PCPC has been involved with Act ever since, encouraging members to volunteer with Act and financially supporting the ministry. Roossien was an original member of Act’s board and now serves on an advisory board for the organization. He’s also been a lawyer in several Act cases. 

Filling Gaps

Act is unapologetically Christian. A page on its website describes the theological reasons for its work and social media posts regularly focus on Jesus. All of its staff members are Christians, and while the lawyers who volunteer with Act are not required to be Christians, many are. Act was certified as one of the Best Christian Workplaces each year from 2018 to 2023. 

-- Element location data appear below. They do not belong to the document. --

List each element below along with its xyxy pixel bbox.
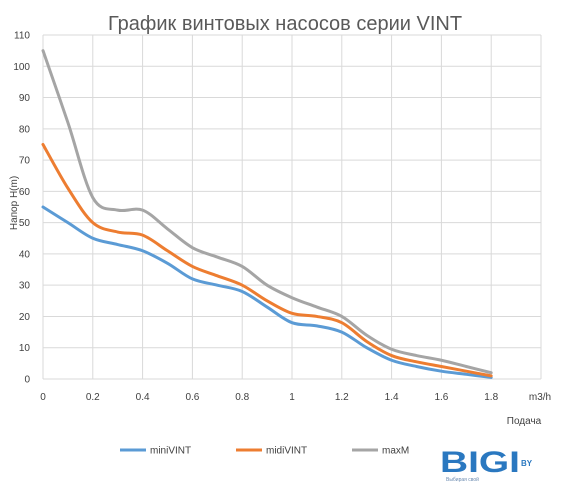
logo-eye-right <box>503 456 507 460</box>
y-tick-label: 100 <box>13 62 30 73</box>
x-tick-label: 0.4 <box>136 392 150 403</box>
x-tick-label: 1.8 <box>484 392 498 403</box>
x-tick-label: 0.6 <box>185 392 199 403</box>
grid <box>42 34 542 380</box>
y-tick-label: 70 <box>19 156 31 167</box>
y-tick-label: 40 <box>19 249 31 260</box>
y-axis-ticks: 0 10 20 30 40 50 60 70 80 90 100 110 <box>13 31 30 386</box>
y-axis-label: Напор H(m) <box>9 176 20 230</box>
x-axis-label: Подача <box>507 416 542 427</box>
series-lines <box>41 49 493 379</box>
logo-suffix: BY <box>521 459 533 468</box>
y-tick-label: 110 <box>14 31 30 42</box>
x-tick-label: 1.4 <box>385 392 399 403</box>
legend-label-midiVINT: midiVINT <box>266 446 307 457</box>
logo-eye-left <box>497 456 501 460</box>
x-tick-label: 1.6 <box>434 392 448 403</box>
x-axis-unit: m3/h <box>529 392 551 403</box>
y-tick-label: 80 <box>19 124 31 135</box>
logo-text: BIGI <box>440 446 520 479</box>
y-tick-label: 10 <box>19 343 31 354</box>
series-line-midiVINT <box>41 142 493 378</box>
y-tick-label: 50 <box>19 218 31 229</box>
y-tick-label: 60 <box>19 187 31 198</box>
series-line-maxMVINT <box>41 49 493 375</box>
legend-label-maxMVINT: maxM <box>382 446 409 457</box>
x-tick-label: 0 <box>40 392 46 403</box>
y-tick-label: 20 <box>19 312 31 323</box>
series-line-miniVINT <box>41 205 493 379</box>
y-tick-label: 30 <box>19 281 31 292</box>
x-tick-label: 0.2 <box>86 392 100 403</box>
x-tick-label: 0.8 <box>235 392 249 403</box>
legend: miniVINT midiVINT maxM <box>120 446 409 457</box>
x-axis-ticks: 0 0.2 0.4 0.6 0.8 1 1.2 1.4 1.6 1.8 <box>40 392 498 403</box>
chart-title: График винтовых насосов серии VINT <box>108 13 462 35</box>
logo-tagline: Выбирая свой <box>446 476 479 483</box>
legend-label-miniVINT: miniVINT <box>150 446 191 457</box>
x-tick-label: 1 <box>289 392 295 403</box>
x-tick-label: 1.2 <box>335 392 349 403</box>
bigi-logo: BIGI BY Выбирая свой <box>440 446 533 483</box>
y-tick-label: 90 <box>19 93 31 104</box>
y-tick-label: 0 <box>24 375 30 386</box>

Act is also deeply involved with local churches in Dallas-Fort Worth. Pastors often connect Act staff to community members who want to rid their neighborhoods of drug houses. Act staff often meet neighborhood residents at churches. This helps protect community members from drug dealers who may want to harm them for disrupting their business. 

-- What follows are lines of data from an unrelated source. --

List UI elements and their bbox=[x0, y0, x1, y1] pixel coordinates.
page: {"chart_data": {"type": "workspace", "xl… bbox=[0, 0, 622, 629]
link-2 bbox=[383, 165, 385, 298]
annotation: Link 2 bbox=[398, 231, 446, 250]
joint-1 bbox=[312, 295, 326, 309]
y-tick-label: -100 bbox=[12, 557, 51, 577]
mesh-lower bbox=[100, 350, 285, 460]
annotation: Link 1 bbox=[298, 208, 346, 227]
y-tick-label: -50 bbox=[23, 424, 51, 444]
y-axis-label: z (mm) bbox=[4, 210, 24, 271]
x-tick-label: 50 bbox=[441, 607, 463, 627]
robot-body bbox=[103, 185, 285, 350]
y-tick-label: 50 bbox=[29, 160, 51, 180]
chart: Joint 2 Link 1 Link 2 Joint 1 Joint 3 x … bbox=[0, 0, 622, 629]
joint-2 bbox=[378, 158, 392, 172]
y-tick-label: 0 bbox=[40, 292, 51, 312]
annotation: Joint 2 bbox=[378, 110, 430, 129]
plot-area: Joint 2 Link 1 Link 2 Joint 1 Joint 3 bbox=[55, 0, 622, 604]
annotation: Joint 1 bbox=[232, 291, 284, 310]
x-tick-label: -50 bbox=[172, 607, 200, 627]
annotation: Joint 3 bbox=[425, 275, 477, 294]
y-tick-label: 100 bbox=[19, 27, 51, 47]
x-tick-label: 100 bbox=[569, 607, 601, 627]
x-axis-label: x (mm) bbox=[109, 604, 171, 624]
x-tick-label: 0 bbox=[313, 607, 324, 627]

Twice a year, Act staff, volunteers, and community residents gather to pray for the work. 

Act does not just empower neighborhoods, it also empowers churches, said Porter, by “really enabling them to live out their calling that Christ has given us to love him and love our neighbor.”

Act provides unique opportunities for Christian lawyers who want to use their professional skills in a ministry capacity. Lawyers can often feel like there isn’t a place in the church for them to use their skills and training, said Roossien.

“If you are a handyman, you get all kinds of opportunities to apply your calling to ministry buildings that need cleaning up, or widows and orphans whose needs need addressing,” he said. 

The service opportunities for lawyers aren’t as straightforward. Most of the pro bono legal work that impacts people who are experiencing injustice is work for family lawyers and criminal defense attorneys – two very specialized fields of law. 

But Act is different. Lawyers who take on cases for Acts’ clients are often drafting demand letters to owners of buildings, or explaining how they’ve broken the law. 

“These are all things that people who do litigation work know how to do,” said Roossien.

It’s important that all Christians know they can use their professional skills to bring about God’s wholeness and redemption to a broken world, says Porter. A pastor’s kid, he grew up watching his father minister to people’s tangible and spiritual needs. He always wanted his law career to do the same, to apply the command in Micah 6:8 to “do justice, love kindness and walk humbly with your God.” 

“I think too often, men and women feel like they have to be pastors or missionaries to participate in the good work that God is doing,” he said. “And yet, God’s gifted us all uniquely to bring about his glory and for our good.”

At its best, the legal system can be a “peaceful way to resolve conflict” until Jesus returns and brings full justice to the world, he said.

Robust Responses to Injustice

Churches should not be afraid of discussing or pursuing justice, especially when it requires them to work with people significantly different from them, said Roossien. West Dallas is a racially-diverse area, with many low-income residents. PCPC, on the other hand, is a mainly white, affluent congregation, he said.

“Outreach to the poor is one of the core values of the church,” Roossien said. Each congregation just needs to determine how it can best serve in this way.

He knows some churches have concerns about how social justice is discussed.

“We often associate some of these social, cultural ideas that drive justice with liberal theology,” he said. 

But that isn’t always the case. A robust, thoughtful theology, like Reformed theology, can naturally lead to robust responses to social problems.

“I would argue that the sensibilities of people who are rigorous in their thinking are also rigorous in the way that they actually bring to bear solutions to these social problems,” he said.

Looking to the future, Porter and his team are planning for growth. In 2025 they plan to pilot their model in two additional cities outside of the Dallas-Fort Worth area. By 2027, they want to operate in three to five cities besides Dallas-Fort Worth. They want to be a national organization in the next 15 years. 

“We’re really empowering people to make neighborhoods safer and stronger,” Porter said.